Our conclusion is that, giving to the claims in suit the construction required when the invention is considered with reference to the only meritorious thought which it embodied, no one of the claims in suit is infringed by any one of the defendants’ structures.
The decrees of the District Court, are affirmed.
In a talking machine, an amplifying horn proper, a record support, a tapering sound tube movable independent of the amplifying horn proper and supported to move in a givén plane parallel with said record support, a sound box mounted upon and communicating with the small end of said tube and movable independently thereof toward and away from the record-support, said horn and tube communicating, and supporting means at the communicating portion of said horn and tube.
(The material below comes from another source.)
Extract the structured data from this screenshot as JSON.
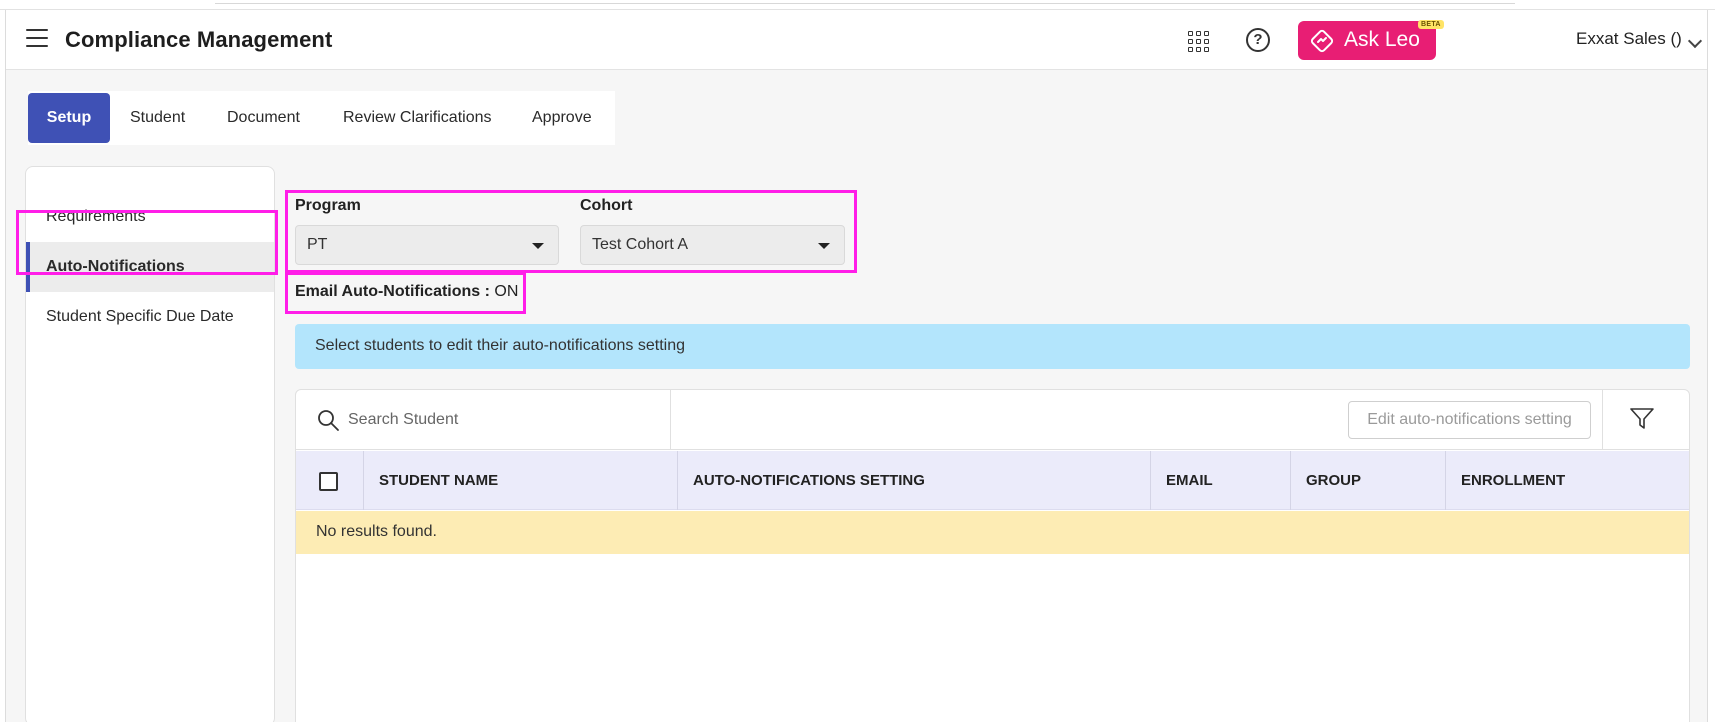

7. An amplifying born, comprising a continuously tapering tube having a joint to allow a movement of one end of said horn in relation to the other, said horn being supported at said joint.
11. An amplifying horn, comprising a tapering curved tube, said tube being pivoted on a substantially vertical axis to allow a horizontal movement of the smaller end of said tube, the curved portion of said horn connecting sections thereof lying in substantially parallel planes, said axis passing through or adjacent said curved portion.